Lorsque l’on a été particulièrement séduit par une lecture, la crainte émerge de trahir les émotions ressenties par le filtre de nos propres mots, qui devront tenter de les reproduire.
C’est le cas pour Blanc résine. Pourtant les premières pages sont vertigineuses, mots inconnus, repères volontairement flous entre rêve et réalité, et déjà cependant la sensation d’une fascination naissante pour le personnage. Elle, qui ne recevra aucun nom de ses vingt-quatre mères mais se nommera dès que les premiers mots franchiront ses lèvres pour devenir Daã.
Un autre destin hors norme s’impose en parallèle. Celui de l’enfant plus blanc que neige, privé de sa mère à peine né. L’enfant albinos grandit dans le décor gris-noir de la mine, promis à en parcourir les galeries, pour secourir les multiples accidentés.
Les deux chemins, celui de la femme qui sillonne bois et prés en quête de plantes qui guérissent et celui de l’homme pâle se croiseront un jour, et de l’union de leur différence adviendra le meilleur ou le pire…
C’est un coup de coeur, de ceux qui ralentissent la lecture pour s’imprégner de chaque phrase, en se laissant porter par l’atmosphère parfois onirique parfois réaliste et violente.

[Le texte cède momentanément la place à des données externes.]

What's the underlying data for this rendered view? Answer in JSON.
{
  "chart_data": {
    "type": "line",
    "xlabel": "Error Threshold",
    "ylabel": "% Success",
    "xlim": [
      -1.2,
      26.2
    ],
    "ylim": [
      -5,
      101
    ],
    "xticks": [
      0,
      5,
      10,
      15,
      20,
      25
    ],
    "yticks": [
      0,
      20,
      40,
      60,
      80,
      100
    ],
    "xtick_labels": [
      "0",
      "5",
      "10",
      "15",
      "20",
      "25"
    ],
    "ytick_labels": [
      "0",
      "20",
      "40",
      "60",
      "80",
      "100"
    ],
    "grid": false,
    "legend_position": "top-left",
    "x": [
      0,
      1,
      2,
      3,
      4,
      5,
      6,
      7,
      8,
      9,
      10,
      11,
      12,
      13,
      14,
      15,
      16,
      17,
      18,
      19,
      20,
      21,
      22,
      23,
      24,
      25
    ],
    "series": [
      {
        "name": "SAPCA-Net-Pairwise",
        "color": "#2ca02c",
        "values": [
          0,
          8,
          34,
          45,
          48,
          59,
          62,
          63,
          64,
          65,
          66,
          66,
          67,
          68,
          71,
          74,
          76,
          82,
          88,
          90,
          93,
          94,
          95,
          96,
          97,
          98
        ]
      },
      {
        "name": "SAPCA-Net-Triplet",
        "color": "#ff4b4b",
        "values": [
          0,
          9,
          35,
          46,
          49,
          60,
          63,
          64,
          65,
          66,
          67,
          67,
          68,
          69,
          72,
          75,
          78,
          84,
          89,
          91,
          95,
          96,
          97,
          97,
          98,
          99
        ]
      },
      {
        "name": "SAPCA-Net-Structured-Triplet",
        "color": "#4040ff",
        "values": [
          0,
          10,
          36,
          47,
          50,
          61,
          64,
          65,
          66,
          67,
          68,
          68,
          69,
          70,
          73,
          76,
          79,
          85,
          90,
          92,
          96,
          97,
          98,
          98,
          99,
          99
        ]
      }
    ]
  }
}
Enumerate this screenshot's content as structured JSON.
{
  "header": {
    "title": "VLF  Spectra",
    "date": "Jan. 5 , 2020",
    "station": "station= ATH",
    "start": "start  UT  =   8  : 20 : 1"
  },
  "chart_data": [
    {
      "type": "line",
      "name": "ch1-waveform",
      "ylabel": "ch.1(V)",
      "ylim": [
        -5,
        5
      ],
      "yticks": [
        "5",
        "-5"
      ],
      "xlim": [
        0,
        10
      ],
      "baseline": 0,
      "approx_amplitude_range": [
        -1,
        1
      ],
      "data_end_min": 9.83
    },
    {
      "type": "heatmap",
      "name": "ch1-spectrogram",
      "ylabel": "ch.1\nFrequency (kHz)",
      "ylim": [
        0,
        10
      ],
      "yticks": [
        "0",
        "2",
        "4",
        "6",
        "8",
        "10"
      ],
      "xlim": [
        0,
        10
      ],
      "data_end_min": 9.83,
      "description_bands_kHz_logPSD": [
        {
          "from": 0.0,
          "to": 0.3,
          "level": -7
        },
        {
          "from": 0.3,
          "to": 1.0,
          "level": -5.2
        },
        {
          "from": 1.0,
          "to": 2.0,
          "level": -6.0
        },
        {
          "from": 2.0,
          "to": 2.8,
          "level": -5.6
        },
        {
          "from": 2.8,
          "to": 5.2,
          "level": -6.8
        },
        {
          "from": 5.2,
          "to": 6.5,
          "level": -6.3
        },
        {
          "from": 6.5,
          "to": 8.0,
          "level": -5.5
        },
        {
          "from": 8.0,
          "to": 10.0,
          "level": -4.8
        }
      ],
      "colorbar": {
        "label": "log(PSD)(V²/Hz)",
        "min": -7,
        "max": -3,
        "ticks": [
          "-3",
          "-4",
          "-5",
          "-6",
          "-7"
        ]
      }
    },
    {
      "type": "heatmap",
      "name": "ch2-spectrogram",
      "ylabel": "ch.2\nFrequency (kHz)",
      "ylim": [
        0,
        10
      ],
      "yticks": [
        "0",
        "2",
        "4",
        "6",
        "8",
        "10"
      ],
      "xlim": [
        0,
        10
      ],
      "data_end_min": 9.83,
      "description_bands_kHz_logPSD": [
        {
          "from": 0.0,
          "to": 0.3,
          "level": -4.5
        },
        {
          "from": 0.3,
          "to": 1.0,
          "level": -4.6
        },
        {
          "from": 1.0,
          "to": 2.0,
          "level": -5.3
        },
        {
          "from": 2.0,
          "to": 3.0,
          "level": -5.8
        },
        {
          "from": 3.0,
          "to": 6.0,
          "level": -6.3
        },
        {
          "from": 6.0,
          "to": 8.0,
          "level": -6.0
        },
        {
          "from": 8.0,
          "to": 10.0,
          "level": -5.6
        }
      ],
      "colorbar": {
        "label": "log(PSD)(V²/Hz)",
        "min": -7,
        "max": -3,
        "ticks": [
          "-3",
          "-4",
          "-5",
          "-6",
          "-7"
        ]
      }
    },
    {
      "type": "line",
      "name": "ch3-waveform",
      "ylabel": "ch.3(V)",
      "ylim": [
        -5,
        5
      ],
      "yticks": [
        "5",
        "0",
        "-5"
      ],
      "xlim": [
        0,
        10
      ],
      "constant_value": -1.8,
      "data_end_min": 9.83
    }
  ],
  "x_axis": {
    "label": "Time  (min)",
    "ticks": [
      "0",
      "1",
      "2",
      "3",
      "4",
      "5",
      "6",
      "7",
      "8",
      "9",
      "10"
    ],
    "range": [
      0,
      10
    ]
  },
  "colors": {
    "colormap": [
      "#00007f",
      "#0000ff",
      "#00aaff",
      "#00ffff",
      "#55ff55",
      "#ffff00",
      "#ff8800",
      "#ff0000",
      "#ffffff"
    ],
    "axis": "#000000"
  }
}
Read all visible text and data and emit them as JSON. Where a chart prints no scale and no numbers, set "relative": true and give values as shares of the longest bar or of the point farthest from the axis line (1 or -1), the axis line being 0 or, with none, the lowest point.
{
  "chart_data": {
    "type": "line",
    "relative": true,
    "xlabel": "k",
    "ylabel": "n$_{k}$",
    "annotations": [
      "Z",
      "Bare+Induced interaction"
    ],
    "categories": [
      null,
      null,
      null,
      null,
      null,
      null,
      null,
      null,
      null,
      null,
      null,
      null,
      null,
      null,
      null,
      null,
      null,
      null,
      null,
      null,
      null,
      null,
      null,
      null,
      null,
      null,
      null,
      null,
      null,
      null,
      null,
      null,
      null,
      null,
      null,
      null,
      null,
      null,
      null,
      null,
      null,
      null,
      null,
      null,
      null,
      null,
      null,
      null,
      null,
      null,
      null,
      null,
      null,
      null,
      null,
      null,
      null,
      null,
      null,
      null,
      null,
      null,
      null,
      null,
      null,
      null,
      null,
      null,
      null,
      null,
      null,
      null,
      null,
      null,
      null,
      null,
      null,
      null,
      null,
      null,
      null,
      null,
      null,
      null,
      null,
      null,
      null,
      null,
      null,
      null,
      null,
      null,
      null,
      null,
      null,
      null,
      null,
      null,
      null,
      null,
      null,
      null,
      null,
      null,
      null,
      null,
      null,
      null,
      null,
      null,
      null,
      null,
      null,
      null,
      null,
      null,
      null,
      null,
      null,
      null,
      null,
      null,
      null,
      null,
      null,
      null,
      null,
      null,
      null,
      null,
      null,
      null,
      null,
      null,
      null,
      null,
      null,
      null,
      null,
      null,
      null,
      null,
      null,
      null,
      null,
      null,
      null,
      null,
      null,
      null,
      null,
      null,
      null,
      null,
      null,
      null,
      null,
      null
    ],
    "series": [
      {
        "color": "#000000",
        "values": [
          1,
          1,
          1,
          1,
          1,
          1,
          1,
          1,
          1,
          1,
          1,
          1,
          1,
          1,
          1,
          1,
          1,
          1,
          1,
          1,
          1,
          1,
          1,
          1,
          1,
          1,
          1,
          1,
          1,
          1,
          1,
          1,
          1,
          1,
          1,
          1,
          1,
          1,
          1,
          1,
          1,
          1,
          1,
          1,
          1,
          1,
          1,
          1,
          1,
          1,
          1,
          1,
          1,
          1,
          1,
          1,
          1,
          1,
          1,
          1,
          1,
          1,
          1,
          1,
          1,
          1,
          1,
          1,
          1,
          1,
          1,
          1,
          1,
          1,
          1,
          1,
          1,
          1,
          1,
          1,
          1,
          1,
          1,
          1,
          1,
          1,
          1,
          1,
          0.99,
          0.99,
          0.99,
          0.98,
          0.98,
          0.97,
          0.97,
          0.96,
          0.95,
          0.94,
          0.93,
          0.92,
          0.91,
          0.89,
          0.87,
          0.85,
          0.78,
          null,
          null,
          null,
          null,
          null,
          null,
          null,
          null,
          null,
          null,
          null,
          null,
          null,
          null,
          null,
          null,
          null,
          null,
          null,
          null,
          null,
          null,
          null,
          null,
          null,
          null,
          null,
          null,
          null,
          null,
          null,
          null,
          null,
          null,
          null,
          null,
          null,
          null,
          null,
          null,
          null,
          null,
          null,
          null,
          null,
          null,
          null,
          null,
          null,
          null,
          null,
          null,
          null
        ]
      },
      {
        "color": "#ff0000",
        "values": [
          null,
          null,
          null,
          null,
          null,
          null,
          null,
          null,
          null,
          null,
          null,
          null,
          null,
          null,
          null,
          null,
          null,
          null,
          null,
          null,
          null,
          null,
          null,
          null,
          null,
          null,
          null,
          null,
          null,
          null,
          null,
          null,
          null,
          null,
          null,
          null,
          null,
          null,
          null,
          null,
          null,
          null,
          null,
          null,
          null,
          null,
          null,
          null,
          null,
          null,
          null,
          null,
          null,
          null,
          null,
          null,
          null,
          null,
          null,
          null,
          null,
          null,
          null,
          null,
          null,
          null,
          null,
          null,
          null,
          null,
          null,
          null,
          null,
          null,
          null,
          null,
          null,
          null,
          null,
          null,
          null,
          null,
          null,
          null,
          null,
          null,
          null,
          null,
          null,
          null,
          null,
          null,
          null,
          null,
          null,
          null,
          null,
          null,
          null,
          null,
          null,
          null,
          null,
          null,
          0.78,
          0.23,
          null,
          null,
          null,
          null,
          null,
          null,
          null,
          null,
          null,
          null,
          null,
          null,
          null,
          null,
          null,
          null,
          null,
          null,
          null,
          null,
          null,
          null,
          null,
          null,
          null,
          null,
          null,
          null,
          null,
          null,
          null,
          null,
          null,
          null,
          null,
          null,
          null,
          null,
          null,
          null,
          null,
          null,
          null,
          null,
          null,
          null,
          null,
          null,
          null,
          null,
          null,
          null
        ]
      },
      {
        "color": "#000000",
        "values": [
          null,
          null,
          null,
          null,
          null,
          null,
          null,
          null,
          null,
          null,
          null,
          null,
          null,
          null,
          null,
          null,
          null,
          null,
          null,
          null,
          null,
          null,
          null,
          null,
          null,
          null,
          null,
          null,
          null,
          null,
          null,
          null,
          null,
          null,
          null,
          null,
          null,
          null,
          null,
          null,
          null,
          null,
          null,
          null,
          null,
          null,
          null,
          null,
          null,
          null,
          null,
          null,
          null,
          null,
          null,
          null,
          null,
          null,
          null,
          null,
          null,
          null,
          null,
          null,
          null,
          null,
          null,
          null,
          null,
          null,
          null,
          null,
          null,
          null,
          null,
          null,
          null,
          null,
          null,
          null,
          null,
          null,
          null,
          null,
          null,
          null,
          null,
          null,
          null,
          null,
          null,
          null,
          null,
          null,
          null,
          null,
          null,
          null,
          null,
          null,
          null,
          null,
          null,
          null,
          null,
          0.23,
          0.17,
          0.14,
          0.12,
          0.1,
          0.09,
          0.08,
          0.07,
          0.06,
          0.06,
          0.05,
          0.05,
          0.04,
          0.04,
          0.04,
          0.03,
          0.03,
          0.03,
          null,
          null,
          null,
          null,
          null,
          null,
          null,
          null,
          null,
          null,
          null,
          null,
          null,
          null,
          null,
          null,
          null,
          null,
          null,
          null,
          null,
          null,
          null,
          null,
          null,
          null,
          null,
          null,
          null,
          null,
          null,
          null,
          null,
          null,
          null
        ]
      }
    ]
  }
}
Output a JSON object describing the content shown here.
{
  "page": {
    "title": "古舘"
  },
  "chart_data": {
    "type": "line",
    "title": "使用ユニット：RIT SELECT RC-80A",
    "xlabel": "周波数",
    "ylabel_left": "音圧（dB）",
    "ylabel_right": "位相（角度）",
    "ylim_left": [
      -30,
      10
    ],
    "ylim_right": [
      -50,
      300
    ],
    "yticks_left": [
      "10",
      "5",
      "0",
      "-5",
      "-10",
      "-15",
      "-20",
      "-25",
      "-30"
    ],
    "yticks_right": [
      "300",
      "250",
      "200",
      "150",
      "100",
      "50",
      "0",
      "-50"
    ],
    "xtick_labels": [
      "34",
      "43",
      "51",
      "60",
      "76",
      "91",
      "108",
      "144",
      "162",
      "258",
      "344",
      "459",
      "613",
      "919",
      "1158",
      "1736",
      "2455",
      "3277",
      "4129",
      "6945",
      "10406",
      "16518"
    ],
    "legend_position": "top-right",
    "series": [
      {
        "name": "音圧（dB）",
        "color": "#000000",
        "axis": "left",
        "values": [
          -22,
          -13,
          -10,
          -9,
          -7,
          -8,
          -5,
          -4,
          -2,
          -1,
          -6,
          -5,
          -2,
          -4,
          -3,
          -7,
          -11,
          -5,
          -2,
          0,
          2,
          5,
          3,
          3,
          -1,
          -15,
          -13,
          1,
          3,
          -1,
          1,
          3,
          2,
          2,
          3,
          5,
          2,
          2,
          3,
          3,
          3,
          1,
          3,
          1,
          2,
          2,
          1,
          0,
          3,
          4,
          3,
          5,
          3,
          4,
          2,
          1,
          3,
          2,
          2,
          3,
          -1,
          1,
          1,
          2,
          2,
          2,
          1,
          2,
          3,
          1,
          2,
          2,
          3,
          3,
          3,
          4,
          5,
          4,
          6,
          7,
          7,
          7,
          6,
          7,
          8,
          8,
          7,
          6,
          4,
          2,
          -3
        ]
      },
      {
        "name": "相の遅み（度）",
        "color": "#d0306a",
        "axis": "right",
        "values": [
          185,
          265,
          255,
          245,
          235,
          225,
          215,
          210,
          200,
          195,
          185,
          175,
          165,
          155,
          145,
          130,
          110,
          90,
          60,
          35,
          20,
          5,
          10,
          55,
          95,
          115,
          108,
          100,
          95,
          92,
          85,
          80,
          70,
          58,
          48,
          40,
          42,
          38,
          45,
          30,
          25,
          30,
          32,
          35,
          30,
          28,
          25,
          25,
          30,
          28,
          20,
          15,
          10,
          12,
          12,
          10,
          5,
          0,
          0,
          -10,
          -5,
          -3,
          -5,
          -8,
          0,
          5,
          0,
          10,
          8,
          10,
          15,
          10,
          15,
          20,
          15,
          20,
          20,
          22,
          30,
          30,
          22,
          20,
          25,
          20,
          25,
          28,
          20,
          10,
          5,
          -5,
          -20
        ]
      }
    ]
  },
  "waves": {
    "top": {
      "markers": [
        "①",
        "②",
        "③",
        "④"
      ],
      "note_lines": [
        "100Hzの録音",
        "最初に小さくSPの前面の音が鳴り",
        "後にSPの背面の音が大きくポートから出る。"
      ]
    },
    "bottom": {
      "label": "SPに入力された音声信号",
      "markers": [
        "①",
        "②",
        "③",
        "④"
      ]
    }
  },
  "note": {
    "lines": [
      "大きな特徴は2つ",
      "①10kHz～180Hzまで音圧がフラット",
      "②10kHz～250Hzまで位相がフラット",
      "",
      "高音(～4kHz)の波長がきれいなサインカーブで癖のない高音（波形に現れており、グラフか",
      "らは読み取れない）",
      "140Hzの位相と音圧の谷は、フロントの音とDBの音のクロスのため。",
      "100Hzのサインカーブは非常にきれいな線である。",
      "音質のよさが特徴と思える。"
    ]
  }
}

L‘écriture joue avec les sens, les contrastes de couleur, les odeurs et les sons, créant des espaces poétiques originaux.
Peu importe de ne pas saisir le sens précis de certains mots, (un lexique est proposé en fin de récit, mais n’est pas indispensable). Le son des mots est suffisant pour qu’il ne soit pas nécessaire de visualiser la plante ou l’animal qu’ils désignent, et certains termes se font évidence (comme l’ina maka que l’on traduit rapidement comme la terre-mère).
Le récit est porté par la force de deux personnages, étranges et marginaux, et riches de leur différence. Ils sont l’envergure d'êtres mythiques, porteurs de messages et défiant les obstacles multiples sur leur route.
Publié en 2019 au Québec, c’est un roman qui pourrait rejoindre mes livres pour une île déserte.
Je remercie Grasset et Netgalley.
Son premier roman, "Oss", publié en août 2011 aux éditions Leméac, a été nominé pour le Prix des libraires du Québec et finaliste au Prix du Gouverneur général du Canada.
Son deuxième roman, "Les sangs", a été publié chez Leméac en août 2013 et repris par les éditions Grasset & Fasquelle en mars 2015. Au Québec, l'ouvrage a été finaliste au Prix des libraires du Québec et au Prix France-Québec, tandis qu'en France, il a été finaliste au Prix Marie Claire du roman féminin.